Joe Biden being sworn into presidency with family, including son Hunter Biden, surrounding him.
The White House referred reporters to the DOJ and to Hunter Biden’s legal representatives Wednesday, describing his legal trouble “as a personal matter for him.”
The language is undeniably different, and yet White House officials said four different times Wednesday that “nothing has changed” concerning President Biden’s longstanding denial that he was ever involved in the foreign business dealings of his son Hunter.
House Republicans, meanwhile, contend that the deviation in wording now employed at the White House reflects a strategy to distance the president from Hunter Biden ahead of potentially damaging new testimony.
Biden told Fox News on the campaign trail in September 2020, “I have never spoken to my son about his overseas business dealings,” a categorical denial he later repeated the next month in a radio interview with WBZ Boston when he said, “I don’t discuss business with my son.”
But the verbiage shifted in June when Ian Sams, a spokesman for the White House counsel’s office, told the Washington Examiner, “As we have said many times before, the president was not in business with his son.” On Tuesday, the White House press secretary repeated that line.
Asked by RealClearPolitics at the daily White House briefing Wednesday why the language had shifted and if both statements were simultaneously true, Karine Jean-Pierre replied, “Nothing has changed on this. You could ask me a million different ways on this question. Nothing has changed.”
The exchange was enough for New York Rep. Elise Stefanik, the chairwoman of the House Republican conference, to allege that the White House was engaged in a coverup.
“The facts are the facts,” Stefanik told RCP. “The White House has changed their statement on Hunter Biden.
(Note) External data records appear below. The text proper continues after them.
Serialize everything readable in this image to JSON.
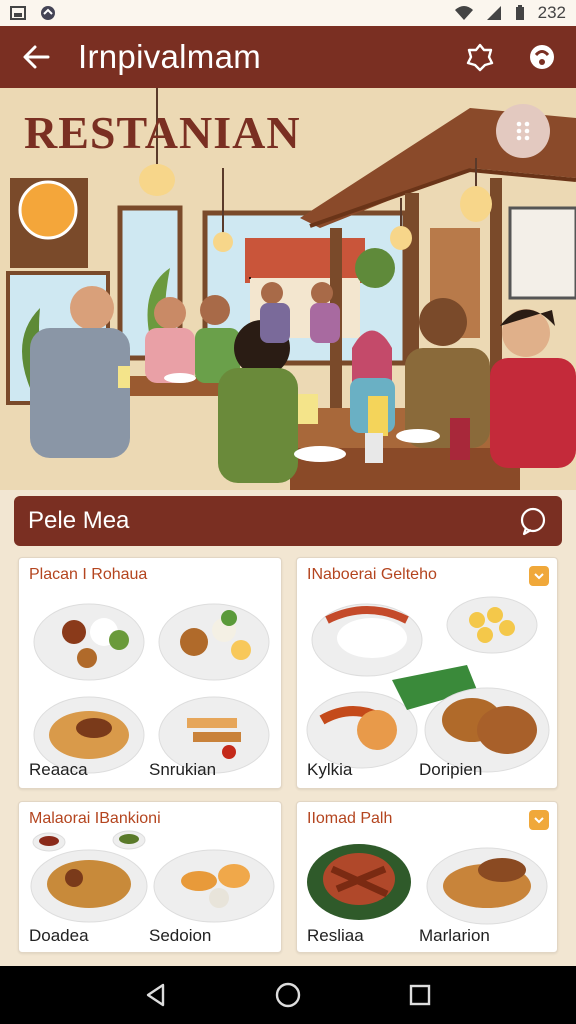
{
  "status_bar": {
    "time": "232"
  },
  "app_bar": {
    "title": "Irnpivalmam"
  },
  "hero": {
    "title": "RESTANIAN"
  },
  "section": {
    "label": "Pele Mea"
  },
  "cards": [
    {
      "title": "Placan I Rohaua",
      "dishes": [
        "Reaaca",
        "Snrukian"
      ]
    },
    {
      "title": "INaboerai Gelteho",
      "dishes": [
        "Kylkia",
        "Doripien"
      ]
    },
    {
      "title": "Malaorai IBankioni",
      "dishes": [
        "Doadea",
        "Sedoion"
      ]
    },
    {
      "title": "IIomad Palh",
      "dishes": [
        "Resliaa",
        "Marlarion"
      ]
    }
  ],
  "colors": {
    "brand": "#7a2f22",
    "accent": "#b4451f",
    "badge": "#f0a83a",
    "background": "#f2e6d2"
  }
}
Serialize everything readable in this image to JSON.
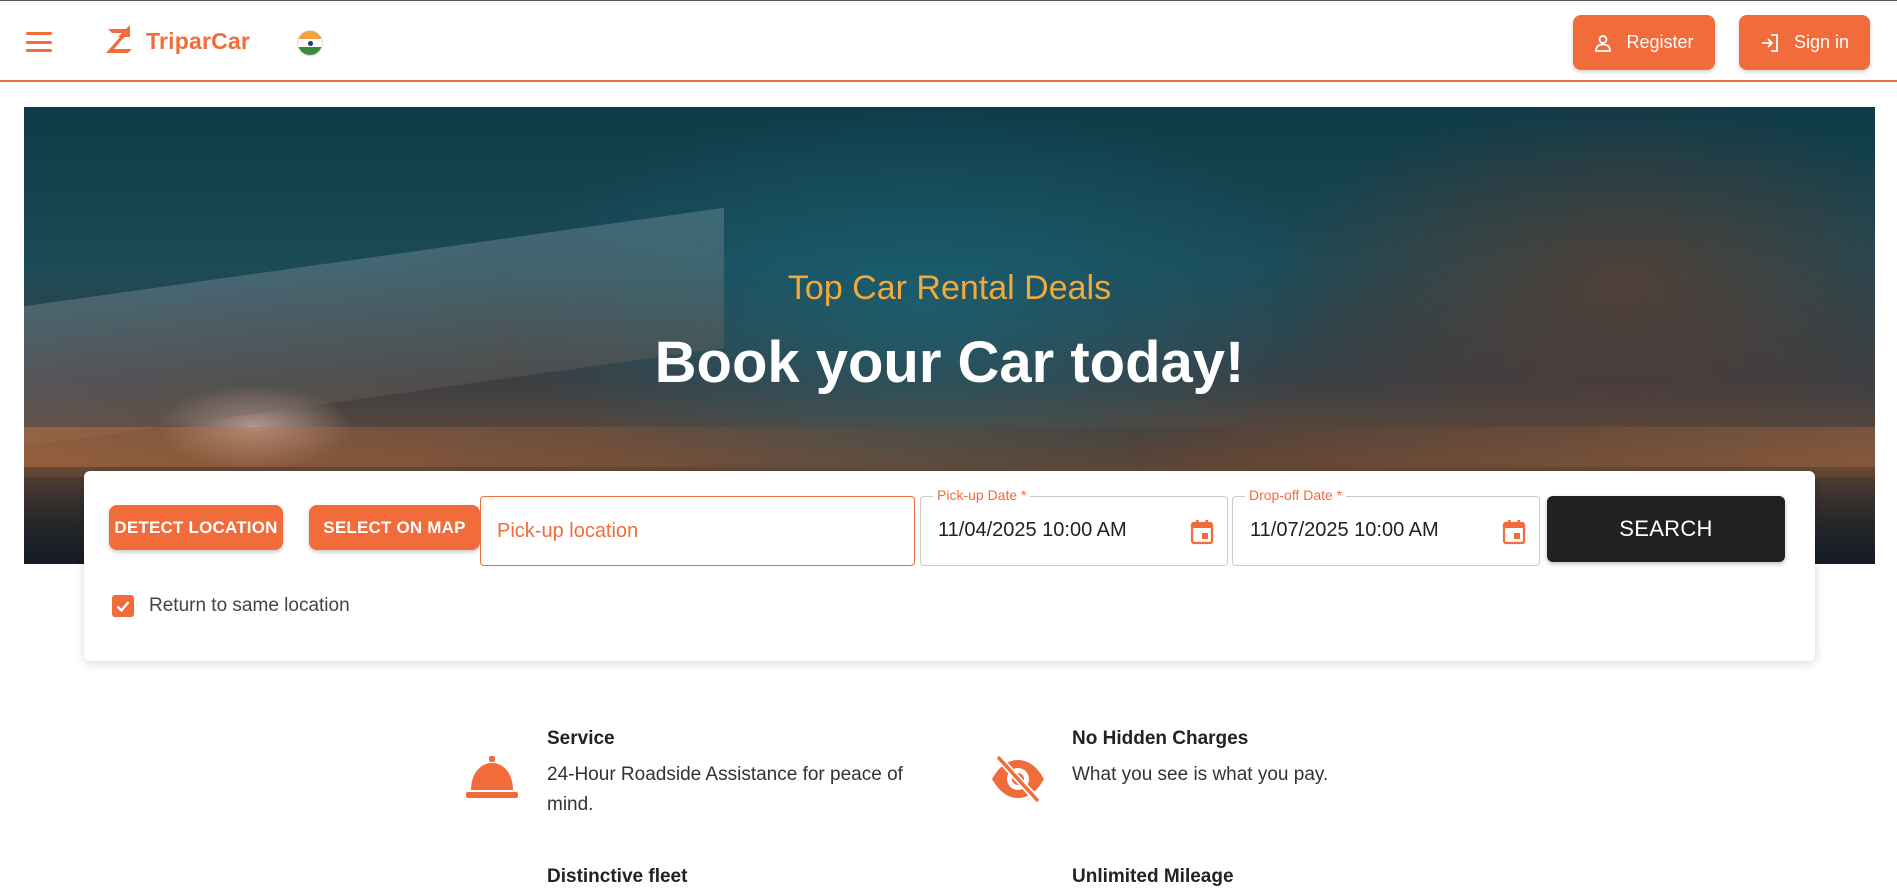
{
  "header": {
    "brand": "TriparCar",
    "register_label": "Register",
    "signin_label": "Sign in"
  },
  "hero": {
    "subtitle": "Top Car Rental Deals",
    "title": "Book your Car today!"
  },
  "search": {
    "detect_label": "DETECT LOCATION",
    "map_label": "SELECT ON MAP",
    "pickup_placeholder": "Pick-up location",
    "pickup_date_label": "Pick-up Date *",
    "pickup_date_value": "11/04/2025 10:00 AM",
    "dropoff_date_label": "Drop-off Date *",
    "dropoff_date_value": "11/07/2025 10:00 AM",
    "search_label": "SEARCH",
    "return_label": "Return to same location",
    "return_checked": true
  },
  "features": [
    {
      "title": "Service",
      "desc": "24-Hour Roadside Assistance for peace of mind.",
      "icon": "service-bell-icon"
    },
    {
      "title": "No Hidden Charges",
      "desc": "What you see is what you pay.",
      "icon": "eye-off-icon"
    },
    {
      "title": "Distinctive fleet",
      "desc": "",
      "icon": ""
    },
    {
      "title": "Unlimited Mileage",
      "desc": "",
      "icon": ""
    }
  ],
  "colors": {
    "accent": "#f26b3a",
    "hero_subtitle": "#f2a93b",
    "search_button": "#212121"
  }
}
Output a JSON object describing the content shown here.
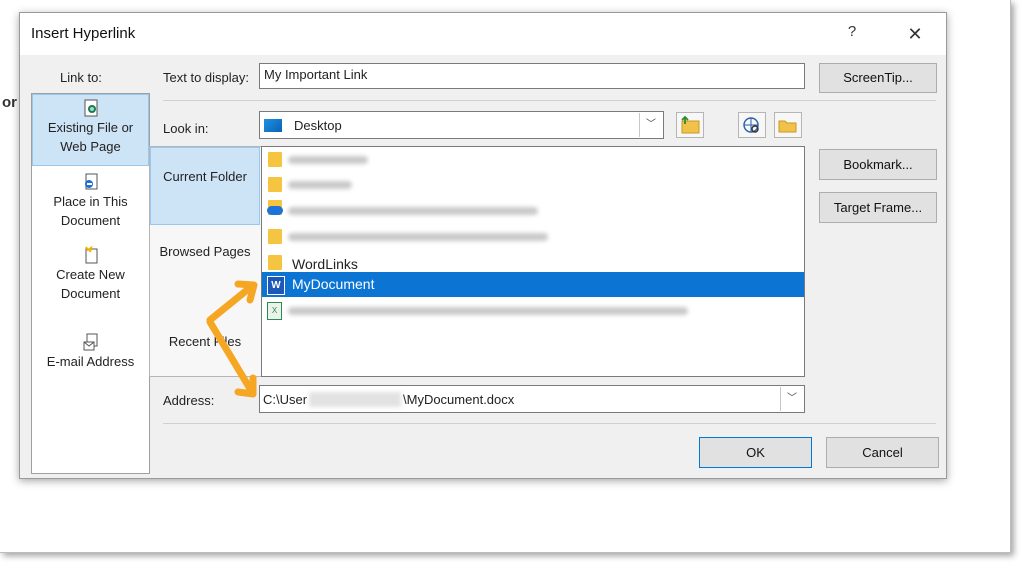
{
  "background_document": {
    "text_fragment": "or"
  },
  "dialog": {
    "title": "Insert Hyperlink",
    "help_label": "?",
    "close_label": "✕",
    "link_to_label": "Link to:",
    "text_to_display_label": "Text to display:",
    "text_to_display_value": "My Important Link",
    "screentip_button": "ScreenTip...",
    "link_to_items": [
      {
        "label": "Existing File or Web Page",
        "icon": "existing-file-icon",
        "selected": true
      },
      {
        "label": "Place in This Document",
        "icon": "place-in-document-icon",
        "selected": false
      },
      {
        "label": "Create New Document",
        "icon": "new-document-icon",
        "selected": false
      },
      {
        "label": "E-mail Address",
        "icon": "email-icon",
        "selected": false
      }
    ],
    "look_in_label": "Look in:",
    "look_in_value": "Desktop",
    "inner_nav": [
      {
        "label": "Current Folder",
        "selected": true
      },
      {
        "label": "Browsed Pages",
        "selected": false
      },
      {
        "label": "Recent Files",
        "selected": false
      }
    ],
    "files": [
      {
        "name": "",
        "type": "folder",
        "blurred": true
      },
      {
        "name": "",
        "type": "folder",
        "blurred": true
      },
      {
        "name": "",
        "type": "onedrive-folder",
        "blurred": true
      },
      {
        "name": "",
        "type": "folder",
        "blurred": true
      },
      {
        "name": "WordLinks",
        "type": "folder",
        "blurred": false
      },
      {
        "name": "MyDocument",
        "type": "word",
        "blurred": false,
        "selected": true
      },
      {
        "name": "",
        "type": "excel",
        "blurred": true
      }
    ],
    "bookmark_button": "Bookmark...",
    "target_frame_button": "Target Frame...",
    "address_label": "Address:",
    "address_prefix": "C:\\User",
    "address_suffix": "\\MyDocument.docx",
    "ok_button": "OK",
    "cancel_button": "Cancel",
    "colors": {
      "accent": "#0c74d3",
      "selection_bg": "#cde3f6",
      "arrow": "#f5a623"
    }
  }
}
The American people are smart and no matter how many times the Biden White House claims otherwise, they know that the White House is lying.”
While administration aides have repeatedly side-stepped questions about Hunter Biden’s business dealings with Ukrainian and Chinese businesses, citing the fact that the president’s son “is a private citizen,” this is not the first time the president’s inner circle has insisted that the father and son were not business partners.
During the 2020 presidential campaign, a spokesman for Biden told the New York Times that the former vice president never had any stake in his son’s myriad dealings. “Joe Biden has never even considered being involved in business with his family, nor in any overseas business whatsoever.” The White House has only recently returned to that language.
The ongoing political controversy was compounded by new legal drama Wednesday when a plea deal between Hunter Biden and federal prosecutors stemming from two misdemeanor tax charges was unexpectedly placed on hold. The defense was reportedly shocked that the deal, which would spare the president’s son from prison, would not shield him from future prosecution under other laws that notably include the Foreign Agent Registration Act.
Leo Wise, the lead prosecutor for the Department of Justice, said in federal court that there was “an ongoing investigation.” When the court asked for more details, Wise reportedly replied that he wasn’t “in a position where I can say.”
Legal wrangling to salvage or update that plea agreement is ongoing, but House Republicans will continue to press their own case. Devon Archer, a close friend and former business partner of Hunter Biden, is set to speak to lawmakers behind closed doors next week. The New York Post reported earlier this week that Archer will testify that Hunter Biden was in the habit of calling his father, then Vice President Joe Biden, and placing him on speakerphone during business meetings with foreign companies.
House Republicans were already doing a close reading of previous White House statements when Jean-Pierre, asked about the New York Post report, said Monday that the president “was never in business with his son.”
Led by Stefanik, House Oversight Chairman James Comer of Kentucky, Judiciary Chairman Jim Jordan of Ohio, and Ways and Means Chairman Jason Smith of Missouri sent a letter to the White House demanding answers about their updated language.
House Republicans allege that the shift in language came after the House Oversight Committee discovered messages between Hunter Biden and a Chinese business associate where the president’s son alleged that he was “sitting here with my father and we would like to understand why the commitment made has not been fulfilled.”
Stefanik told RCP that they have not heard back from the Biden administration. “The White House Counsel has until tomorrow to respond to our oversight letter demanding answers to Joe Biden’s involvement in Hunter Biden’s shady foreign business practices,” she said before adding, “We will not stop until all of the corruption comes to light and accountability is served.”
The White House referred reporters to the DOJ and to Hunter Biden’s legal representatives Wednesday, describing his legal trouble “as a personal matter for him.”
“As we have said, the president, the first lady, they love their son, and they support him as he continues to rebuild his life,” Jean-Pierre said to kick off the briefing.
Until adding this summer that the president and his son were never in business together, the White House continued to refer to Biden’s previous statements from the campaign trail. Was it still the case, a reporter asked in April 2022, that Biden had never spoken to his son about his business dealings? Then-White House Press Secretary Jen Psaki replied, “Yes.”